This tool attempts to read all annotations of the decisions in PROBE and queries the human readable labels for them. These are then exported to a CSV file and a JSON file.
flowchart
1[Index all annotations from PROBE] -->
2{Check each label} --> |Doesn't exist in library| 4[Save label in dictionary] --> 5
2 --> |Exists in library| 3[Skip]
5[Query labels from SPARQL] --> 6[Save labels in dictionary] --> 7[Export to CSV and JSON]

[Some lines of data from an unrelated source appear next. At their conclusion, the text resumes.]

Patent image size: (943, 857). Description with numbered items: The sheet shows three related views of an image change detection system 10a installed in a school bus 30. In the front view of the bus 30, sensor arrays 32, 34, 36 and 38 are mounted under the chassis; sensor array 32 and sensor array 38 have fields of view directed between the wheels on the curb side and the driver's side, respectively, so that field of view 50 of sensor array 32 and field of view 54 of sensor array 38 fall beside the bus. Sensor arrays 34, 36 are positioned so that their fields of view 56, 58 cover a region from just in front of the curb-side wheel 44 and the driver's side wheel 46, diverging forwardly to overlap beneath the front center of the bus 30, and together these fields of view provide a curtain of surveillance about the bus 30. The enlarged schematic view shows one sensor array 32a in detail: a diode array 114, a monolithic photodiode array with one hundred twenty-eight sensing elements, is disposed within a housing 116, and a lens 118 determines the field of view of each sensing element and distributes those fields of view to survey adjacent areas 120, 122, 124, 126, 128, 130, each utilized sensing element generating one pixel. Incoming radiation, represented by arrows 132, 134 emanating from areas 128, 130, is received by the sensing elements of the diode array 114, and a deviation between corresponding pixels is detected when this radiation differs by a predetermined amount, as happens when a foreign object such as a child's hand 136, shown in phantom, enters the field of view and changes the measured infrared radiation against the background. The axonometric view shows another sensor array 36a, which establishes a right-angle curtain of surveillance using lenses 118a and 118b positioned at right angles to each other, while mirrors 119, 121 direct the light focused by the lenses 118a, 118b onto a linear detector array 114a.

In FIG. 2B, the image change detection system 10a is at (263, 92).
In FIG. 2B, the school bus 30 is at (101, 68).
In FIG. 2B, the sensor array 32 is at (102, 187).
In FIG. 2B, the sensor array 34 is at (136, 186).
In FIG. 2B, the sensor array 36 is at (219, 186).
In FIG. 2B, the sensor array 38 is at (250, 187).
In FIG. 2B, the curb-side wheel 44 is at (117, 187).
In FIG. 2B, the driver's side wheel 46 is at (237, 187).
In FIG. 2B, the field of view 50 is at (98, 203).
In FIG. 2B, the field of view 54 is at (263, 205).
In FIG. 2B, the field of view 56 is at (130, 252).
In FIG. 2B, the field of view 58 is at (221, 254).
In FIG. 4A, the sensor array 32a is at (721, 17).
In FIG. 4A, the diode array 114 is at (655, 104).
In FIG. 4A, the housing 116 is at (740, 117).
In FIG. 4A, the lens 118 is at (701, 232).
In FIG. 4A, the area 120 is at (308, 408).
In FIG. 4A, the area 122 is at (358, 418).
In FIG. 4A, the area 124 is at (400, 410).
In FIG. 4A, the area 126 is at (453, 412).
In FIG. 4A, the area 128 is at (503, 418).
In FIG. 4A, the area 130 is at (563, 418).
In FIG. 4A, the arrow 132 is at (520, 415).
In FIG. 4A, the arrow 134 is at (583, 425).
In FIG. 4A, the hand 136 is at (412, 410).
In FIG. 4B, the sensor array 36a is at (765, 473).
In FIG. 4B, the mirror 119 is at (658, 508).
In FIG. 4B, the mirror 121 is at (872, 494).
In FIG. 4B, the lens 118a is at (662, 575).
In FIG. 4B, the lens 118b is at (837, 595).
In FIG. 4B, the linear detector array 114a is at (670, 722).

A rough structure of how the labels are organized in SPARQL, while this is not the exact structure, it gives a good idea of how the data is organized, and how it can be queried.
erDiagram
DECISION ||--o{ ANNOTATION : has
ANNOTATION ||--|{ LABEL : has
ANNOTATION }o--|{ CONCEPT : has
LABEL }o--|| CONCEPT : has
DECISION {
string uri
string title
string hasAnnotation FK "Annotation"
}
ANNOTATION {
string uri
string hasLabel FK "Label"
string hasBody FK "Concept"
string hasTarget FK "Decision"
}
LABEL {
string uri
string isTaxonomy FK "Concept"
}
CONCEPT {
string uri
string inScheme FK "Scheme this uses, e.g. ghent_words"
string narrower FK "Narrower concept"
string broader FK "Broader concept"
string prefLabel "Human-readable label"
}
To run the tool, simply run the following command:
python label_export.py
Optionally, parameters can be passed to the script to specify a variety of options:
python label_export.py --help
All these parameters can also be set using environment variables or a .env
file. The following environment variables are supported:
PROBE_ENDPOINT=https://probe.stad.gent/sparql
STADGENT_ENDPOINT=https://stad.gent/sparql
ANNOTATIONS_CSV=annotations.csv
ANNOTATIONS_JSON=annotations.json
TEST_MODE=False
FETCH_CHILDREN=False
All these are also in the .env.example
file.
This tool is run automatically every sunday at 03:00 AM. The tool will then query all annotations and labels from PROBE and export them to a CSV and JSON file, and push them to the repository.